Goldman used an embryonic line of stem cells for his Parkinson's work, but the cells were derived from a line that existed before the federal ban — so he receives federal funding for it.

The university is currently working on devising a new space inside Goldman's lab that will be separate from the rest of his National Institutes of Health funded-research so he can work with new embryonic lines. Currently, the NIH requires that no one receive funding for any projects if they're using the same space for unsanctioned embryonic work. Even though the NIH won't fund it, Goldman said some private organizations have pledged money to the UR to do the research — as has happened at other research institutions across the country.

Goldman said his work with myelin replacement could be used in people in one to two years, and his Parkinson's work in perhaps three to five years. But for other diseases that people have hitched to the stem-cell star, such as Alzheimer's disease, there is still much work to do, he said.

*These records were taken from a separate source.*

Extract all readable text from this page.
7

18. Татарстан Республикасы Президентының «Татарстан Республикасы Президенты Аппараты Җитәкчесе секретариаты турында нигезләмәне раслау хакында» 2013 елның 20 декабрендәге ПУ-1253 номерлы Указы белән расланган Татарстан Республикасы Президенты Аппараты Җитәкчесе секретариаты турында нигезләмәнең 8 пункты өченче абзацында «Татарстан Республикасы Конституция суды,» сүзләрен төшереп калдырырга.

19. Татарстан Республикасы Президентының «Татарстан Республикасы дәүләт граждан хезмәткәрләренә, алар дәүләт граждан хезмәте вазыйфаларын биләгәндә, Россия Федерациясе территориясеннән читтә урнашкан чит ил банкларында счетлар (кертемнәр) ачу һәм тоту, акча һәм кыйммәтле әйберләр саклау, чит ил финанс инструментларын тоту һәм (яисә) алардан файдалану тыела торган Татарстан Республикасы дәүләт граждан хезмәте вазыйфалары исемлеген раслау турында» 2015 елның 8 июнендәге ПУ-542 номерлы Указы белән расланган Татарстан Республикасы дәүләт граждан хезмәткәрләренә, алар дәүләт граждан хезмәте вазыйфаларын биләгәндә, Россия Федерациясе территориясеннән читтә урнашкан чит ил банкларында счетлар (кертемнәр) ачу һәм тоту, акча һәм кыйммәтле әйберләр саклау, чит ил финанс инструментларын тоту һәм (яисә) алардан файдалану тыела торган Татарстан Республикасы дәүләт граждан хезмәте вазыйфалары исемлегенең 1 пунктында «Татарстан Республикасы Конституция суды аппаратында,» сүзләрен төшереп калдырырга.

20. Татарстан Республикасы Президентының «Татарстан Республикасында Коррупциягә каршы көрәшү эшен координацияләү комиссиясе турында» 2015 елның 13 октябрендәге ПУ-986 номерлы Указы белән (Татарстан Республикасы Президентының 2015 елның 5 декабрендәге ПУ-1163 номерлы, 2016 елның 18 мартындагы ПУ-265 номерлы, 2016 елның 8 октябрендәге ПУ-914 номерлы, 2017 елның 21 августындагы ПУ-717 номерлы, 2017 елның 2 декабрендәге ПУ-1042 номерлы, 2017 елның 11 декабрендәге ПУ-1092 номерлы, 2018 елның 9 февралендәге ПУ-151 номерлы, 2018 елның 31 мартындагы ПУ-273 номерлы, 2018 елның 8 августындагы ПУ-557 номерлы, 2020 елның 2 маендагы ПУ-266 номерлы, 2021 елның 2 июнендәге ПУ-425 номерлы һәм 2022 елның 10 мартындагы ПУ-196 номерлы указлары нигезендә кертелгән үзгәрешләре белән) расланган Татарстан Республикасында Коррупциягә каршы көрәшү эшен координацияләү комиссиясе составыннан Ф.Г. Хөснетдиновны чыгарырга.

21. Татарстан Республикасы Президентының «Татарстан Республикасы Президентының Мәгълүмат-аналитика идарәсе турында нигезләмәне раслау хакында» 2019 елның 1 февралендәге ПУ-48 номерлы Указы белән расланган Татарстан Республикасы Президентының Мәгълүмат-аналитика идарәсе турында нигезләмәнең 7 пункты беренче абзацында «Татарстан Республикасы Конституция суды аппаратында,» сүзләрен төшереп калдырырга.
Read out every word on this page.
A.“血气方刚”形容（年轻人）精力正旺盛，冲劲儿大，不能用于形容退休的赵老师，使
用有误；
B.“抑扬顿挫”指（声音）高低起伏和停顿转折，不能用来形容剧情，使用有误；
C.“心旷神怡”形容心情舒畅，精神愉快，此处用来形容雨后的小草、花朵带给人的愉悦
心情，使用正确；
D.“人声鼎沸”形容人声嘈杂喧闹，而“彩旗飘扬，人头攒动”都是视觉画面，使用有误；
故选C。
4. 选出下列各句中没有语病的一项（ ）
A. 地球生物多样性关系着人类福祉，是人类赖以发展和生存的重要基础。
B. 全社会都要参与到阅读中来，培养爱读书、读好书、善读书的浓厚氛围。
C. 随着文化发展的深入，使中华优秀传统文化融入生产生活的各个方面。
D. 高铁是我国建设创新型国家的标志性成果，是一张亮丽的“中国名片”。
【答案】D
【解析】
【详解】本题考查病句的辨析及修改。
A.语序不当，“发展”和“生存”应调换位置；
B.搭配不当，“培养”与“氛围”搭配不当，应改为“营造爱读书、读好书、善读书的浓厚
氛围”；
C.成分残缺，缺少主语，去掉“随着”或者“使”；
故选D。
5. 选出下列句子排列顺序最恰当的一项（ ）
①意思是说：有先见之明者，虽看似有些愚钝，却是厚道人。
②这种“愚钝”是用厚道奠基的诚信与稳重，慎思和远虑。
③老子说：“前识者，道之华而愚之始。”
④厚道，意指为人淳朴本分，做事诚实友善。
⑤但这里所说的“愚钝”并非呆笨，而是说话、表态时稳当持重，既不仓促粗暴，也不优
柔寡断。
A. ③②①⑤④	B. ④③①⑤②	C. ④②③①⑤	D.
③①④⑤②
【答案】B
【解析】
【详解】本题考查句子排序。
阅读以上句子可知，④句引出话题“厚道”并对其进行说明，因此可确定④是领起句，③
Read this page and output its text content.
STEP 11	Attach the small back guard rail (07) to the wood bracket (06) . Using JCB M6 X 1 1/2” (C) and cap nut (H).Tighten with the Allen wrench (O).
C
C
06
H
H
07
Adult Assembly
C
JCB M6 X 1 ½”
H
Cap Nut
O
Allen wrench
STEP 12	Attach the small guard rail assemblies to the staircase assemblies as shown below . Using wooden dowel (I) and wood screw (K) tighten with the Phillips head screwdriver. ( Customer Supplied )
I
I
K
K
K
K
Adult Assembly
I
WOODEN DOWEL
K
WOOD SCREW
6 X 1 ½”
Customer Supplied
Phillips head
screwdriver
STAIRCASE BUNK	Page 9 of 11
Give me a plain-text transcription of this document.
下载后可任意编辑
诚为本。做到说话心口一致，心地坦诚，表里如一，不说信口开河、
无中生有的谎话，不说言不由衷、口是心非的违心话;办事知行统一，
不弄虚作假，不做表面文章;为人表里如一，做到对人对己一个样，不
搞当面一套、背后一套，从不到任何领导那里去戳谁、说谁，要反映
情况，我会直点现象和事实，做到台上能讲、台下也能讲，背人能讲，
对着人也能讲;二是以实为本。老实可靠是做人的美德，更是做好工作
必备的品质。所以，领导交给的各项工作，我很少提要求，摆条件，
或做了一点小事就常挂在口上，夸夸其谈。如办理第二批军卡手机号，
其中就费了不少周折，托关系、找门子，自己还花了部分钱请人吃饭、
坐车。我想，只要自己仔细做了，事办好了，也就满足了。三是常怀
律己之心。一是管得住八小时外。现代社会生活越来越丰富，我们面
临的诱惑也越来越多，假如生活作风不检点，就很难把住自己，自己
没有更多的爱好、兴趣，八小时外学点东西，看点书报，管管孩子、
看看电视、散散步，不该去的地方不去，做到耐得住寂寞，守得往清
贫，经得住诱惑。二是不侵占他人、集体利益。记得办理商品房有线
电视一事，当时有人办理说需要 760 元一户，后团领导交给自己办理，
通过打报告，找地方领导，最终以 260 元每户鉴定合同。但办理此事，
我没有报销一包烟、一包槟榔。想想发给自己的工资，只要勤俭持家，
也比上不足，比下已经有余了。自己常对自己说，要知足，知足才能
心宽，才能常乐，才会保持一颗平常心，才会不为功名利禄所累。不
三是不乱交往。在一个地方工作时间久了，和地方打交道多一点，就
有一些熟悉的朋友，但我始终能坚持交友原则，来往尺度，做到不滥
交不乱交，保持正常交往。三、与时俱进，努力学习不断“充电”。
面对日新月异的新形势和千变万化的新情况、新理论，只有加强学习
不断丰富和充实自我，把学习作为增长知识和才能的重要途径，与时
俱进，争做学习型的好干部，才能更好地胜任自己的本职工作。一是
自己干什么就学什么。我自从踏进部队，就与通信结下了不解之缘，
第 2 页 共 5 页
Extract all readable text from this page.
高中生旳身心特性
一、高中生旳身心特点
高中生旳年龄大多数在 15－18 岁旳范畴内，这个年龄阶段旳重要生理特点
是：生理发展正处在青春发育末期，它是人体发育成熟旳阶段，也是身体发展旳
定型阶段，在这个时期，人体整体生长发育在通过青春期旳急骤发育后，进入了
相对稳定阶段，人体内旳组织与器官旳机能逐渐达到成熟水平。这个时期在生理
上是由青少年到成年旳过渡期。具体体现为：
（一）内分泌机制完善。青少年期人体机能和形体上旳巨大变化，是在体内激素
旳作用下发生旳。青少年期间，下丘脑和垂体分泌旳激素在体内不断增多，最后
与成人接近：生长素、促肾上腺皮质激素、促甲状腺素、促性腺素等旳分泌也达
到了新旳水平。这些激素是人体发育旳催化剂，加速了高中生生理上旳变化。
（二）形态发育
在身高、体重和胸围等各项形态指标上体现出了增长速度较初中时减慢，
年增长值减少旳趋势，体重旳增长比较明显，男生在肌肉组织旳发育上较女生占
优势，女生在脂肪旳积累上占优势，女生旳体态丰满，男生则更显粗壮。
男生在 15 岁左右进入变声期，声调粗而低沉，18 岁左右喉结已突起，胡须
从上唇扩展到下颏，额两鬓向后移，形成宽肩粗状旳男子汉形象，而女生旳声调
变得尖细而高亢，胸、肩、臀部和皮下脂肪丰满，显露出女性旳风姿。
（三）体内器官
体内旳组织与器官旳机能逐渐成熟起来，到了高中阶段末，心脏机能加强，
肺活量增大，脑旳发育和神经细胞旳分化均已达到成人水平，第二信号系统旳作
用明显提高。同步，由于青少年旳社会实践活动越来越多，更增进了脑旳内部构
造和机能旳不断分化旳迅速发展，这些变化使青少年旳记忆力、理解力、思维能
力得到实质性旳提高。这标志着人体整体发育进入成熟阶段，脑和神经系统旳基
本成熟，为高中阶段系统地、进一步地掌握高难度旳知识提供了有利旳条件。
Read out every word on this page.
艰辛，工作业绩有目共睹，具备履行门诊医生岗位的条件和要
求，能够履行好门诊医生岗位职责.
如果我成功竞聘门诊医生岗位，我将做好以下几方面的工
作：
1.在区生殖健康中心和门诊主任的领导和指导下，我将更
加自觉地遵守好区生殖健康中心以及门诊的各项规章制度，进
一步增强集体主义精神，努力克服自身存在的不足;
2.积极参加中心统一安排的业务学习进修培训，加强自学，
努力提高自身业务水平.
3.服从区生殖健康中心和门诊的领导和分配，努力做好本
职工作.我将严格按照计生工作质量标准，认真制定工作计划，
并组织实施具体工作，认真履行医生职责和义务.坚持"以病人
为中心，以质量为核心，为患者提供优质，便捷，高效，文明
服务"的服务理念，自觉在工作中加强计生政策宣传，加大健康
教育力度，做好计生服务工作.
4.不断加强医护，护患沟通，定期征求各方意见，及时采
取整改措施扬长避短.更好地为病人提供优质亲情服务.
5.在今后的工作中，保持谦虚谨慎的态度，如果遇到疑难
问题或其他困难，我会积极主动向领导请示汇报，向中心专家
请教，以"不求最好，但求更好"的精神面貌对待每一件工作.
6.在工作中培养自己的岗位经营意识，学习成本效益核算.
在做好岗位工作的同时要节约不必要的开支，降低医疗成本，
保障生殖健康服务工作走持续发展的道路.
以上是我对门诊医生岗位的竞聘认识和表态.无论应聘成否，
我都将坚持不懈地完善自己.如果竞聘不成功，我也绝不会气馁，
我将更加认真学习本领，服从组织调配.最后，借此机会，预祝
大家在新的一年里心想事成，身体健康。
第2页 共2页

Goldman wrote an opinion piece last year in the journal Neurology in which he said many stem cell discoveries have a long way to go.

"As physicians, we need to clearly define for the broader public and for our patients where science ends and religion takes over," Goldman wrote.

"Yet to do so, we need to be clear where the science is at the moment, where it may lead, and what difficulties lie ahead."

  26/11/2006. The Rochester Democrat and Chronicle.